It was dangerous. She wasn't sure how she'd ended up here. Not here in this room, but here, drawn to him. She'd known him from a distance forever, frequently running into each other over the years in the grocery store or post office of this too small town, at Ryan's birthday party every July, and in the last year they'd even crossed paths through her work as a guidance counselor in the same school he taught in. She glanced at him across the room again and this time he caught her eye and wouldn't let go. All the late night messages from the past few weeks came flooding back...
............
That first voice note when she'd been spinning out in a panic, was the first time he'd said her name. She was certain he had no idea what it did to her. His tone serious and intense, he'd corrected her, "You're not dangerous Kas. You're passionate and that intimidates people who want to avoid making waves."
"It's wild to me how invisible you try to make yourself. Because you definitely stand out, and there's nothing wrong with that. Trust me, you're magnetic and still very attractive." He had laughed sheepishly.
The way his voice, his laugh, echoed in every cell of her body had terrified her.
Weeks later, when they'd both realized the trouble her marriage was in, and had been in for awhile, he'd backpedaled.
"Whatever kind of space you need to take to feel safe & be smart. Take it." They hadn't talked for a couple of days afterward, and she had missed it. She knew he watched her stories, even though he'd stopped following her, and when the notification popped up she couldn't help but respond to his innocent hand clap emoji.
"Jack, I really just need you to tell me all the ways you're a piece of shit & that you don't like me at all & don't miss talking to me so I can get you out of my brain."
Typing bubbles popped up and went away and popped up again...
"I'm a piece of shit because I'm not in control of my emotions. Because I want what I want, and I'm driven to have it. Because I can't keep myself from putting my hand on a hot stove, even when I know better. And because I'm enjoying the burn in my chest from the whiskey I probably don't need tonight."
"You're gonna have to do better than that," she'd shot back, "You can't make it sound so romanticized."
"Ok fine. I'm a piece of shit because I want to fuck you, badly, Kas. Ok? And I know I shouldn't. And I don't want to add to your already complicated feelings, but I do."
She'd sucked air into her lungs at his straight admission. This is what they'd been dancing around for weeks. He'd finally cut through the tension that had hung thick in the air.

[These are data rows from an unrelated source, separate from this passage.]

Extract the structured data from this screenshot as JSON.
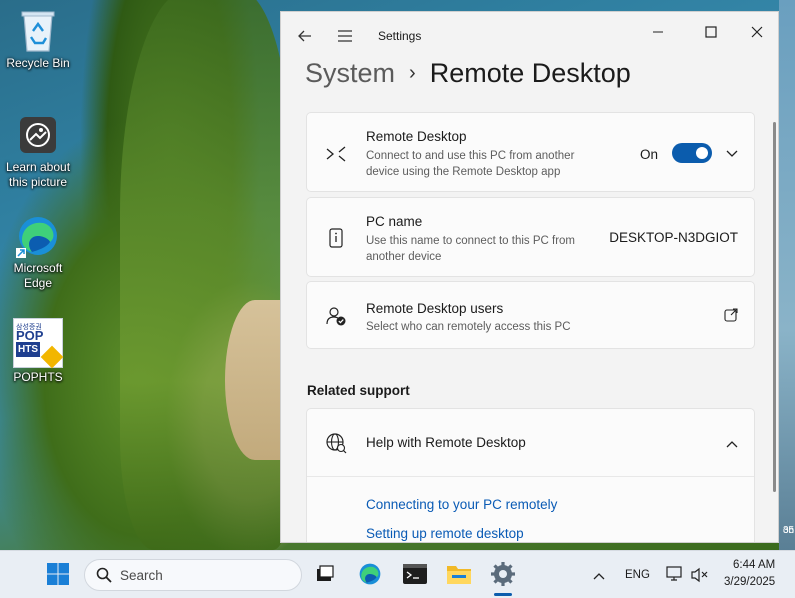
{
  "desktop": {
    "icons": [
      {
        "label_line1": "Recycle Bin",
        "label_line2": ""
      },
      {
        "label_line1": "Learn about",
        "label_line2": "this picture"
      },
      {
        "label_line1": "Microsoft",
        "label_line2": "Edge"
      },
      {
        "label_line1": "POPHTS",
        "label_line2": ""
      }
    ],
    "pophts_logo_text": [
      "삼성증권",
      "POP",
      "HTS"
    ],
    "right_edge_text": [
      "on",
      "35"
    ]
  },
  "window": {
    "title": "Settings",
    "breadcrumb_parent": "System",
    "breadcrumb_separator": "›",
    "breadcrumb_current": "Remote Desktop",
    "cards": {
      "remote_desktop": {
        "title": "Remote Desktop",
        "desc": "Connect to and use this PC from another device using the Remote Desktop app",
        "toggle_label": "On",
        "toggle_state": true
      },
      "pc_name": {
        "title": "PC name",
        "desc": "Use this name to connect to this PC from another device",
        "value": "DESKTOP-N3DGIOT"
      },
      "users": {
        "title": "Remote Desktop users",
        "desc": "Select who can remotely access this PC"
      }
    },
    "related_support": {
      "heading": "Related support",
      "help_title": "Help with Remote Desktop",
      "links": [
        "Connecting to your PC remotely",
        "Setting up remote desktop"
      ]
    }
  },
  "taskbar": {
    "search_placeholder": "Search",
    "language": "ENG",
    "time": "6:44 AM",
    "date": "3/29/2025"
  },
  "colors": {
    "accent": "#0b5cad",
    "link": "#0a5bb5",
    "window_bg": "#f3f3f3",
    "card_bg": "#fbfbfb"
  }
}
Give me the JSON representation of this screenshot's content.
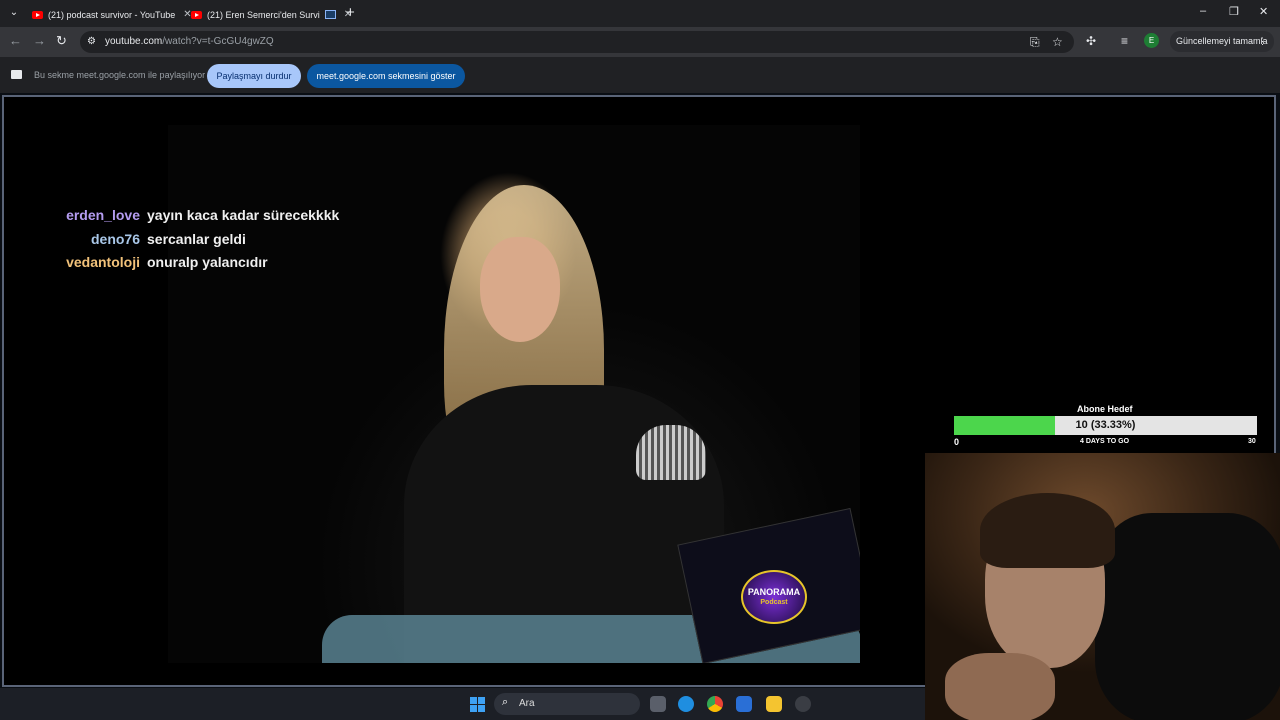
{
  "tabs": [
    {
      "title": "(21) podcast survivor - YouTube"
    },
    {
      "title": "(21) Eren Semerci'den Survi"
    }
  ],
  "toolbar": {
    "url_host": "youtube.com",
    "url_path": "/watch?v=t-GcGU4gwZQ",
    "profile_initial": "E",
    "update_label": "Güncellemeyi tamamla"
  },
  "sharebar": {
    "message": "Bu sekme meet.google.com ile paylaşılıyor",
    "stop_label": "Paylaşmayı durdur",
    "show_label": "meet.google.com sekmesini göster"
  },
  "chat": [
    {
      "user": "erden_love",
      "message": "yayın kaca kadar sürecekkkk",
      "color": "#b49cf0"
    },
    {
      "user": "deno76",
      "message": "sercanlar geldi",
      "color": "#a9c7e8"
    },
    {
      "user": "vedantoloji",
      "message": "onuralp yalancıdır",
      "color": "#f2c27a"
    }
  ],
  "video": {
    "logo_text": "PANORAMA",
    "logo_subtext": "Podcast"
  },
  "goal": {
    "title": "Abone Hedef",
    "progress_text": "10 (33.33%)",
    "fraction": 0.3333,
    "min": "0",
    "max": "30",
    "days_text": "4 DAYS TO GO"
  },
  "taskbar": {
    "search_label": "Ara"
  },
  "icons": {
    "back": "arrow-left-icon",
    "forward": "arrow-right-icon",
    "reload": "reload-icon",
    "bookmark": "star-icon"
  }
}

"And you don't like me at all and don't miss talking to me... you forgot that part..." She had barely breathed the words out.
"No. I didn't."
She read the quiet defiance in between the lines.
...........
Earth to Kas. She gasped a little, realizing she'd been holding her breath, and broke his gaze as her eyes closed and she attempted to center herself.
.........
But when she did he was there again, this time sitting on the back steps, whiskey in hand. She'd walked out the back door to escape the crowd last week at the birthday bash, she just needed some fresh air & a little quiet. Why was he always finding the same spaces she was? Like they needed to breathe the same oxygen, like it kept calling them back. They were too much alike. Fire with fire. And she hadn't known till now how much she'd craved that. To be with someone who would whisper in her ear all the ways he'd let her burn him up. Who would tell her... no... show her, that he could stand in her flames & not lose himself.
He'd given her a nod and a smile that night, but she could tell it was forced. She hesitated before sitting on the stoop next to him, "Did you want to talk?"
He was quiet for a moment.
"Do you ever get tired of feeling like you're begging to be noticed?" He'd blurted it out so forcefully that she blinked.
She took a deep breath, "More than you know."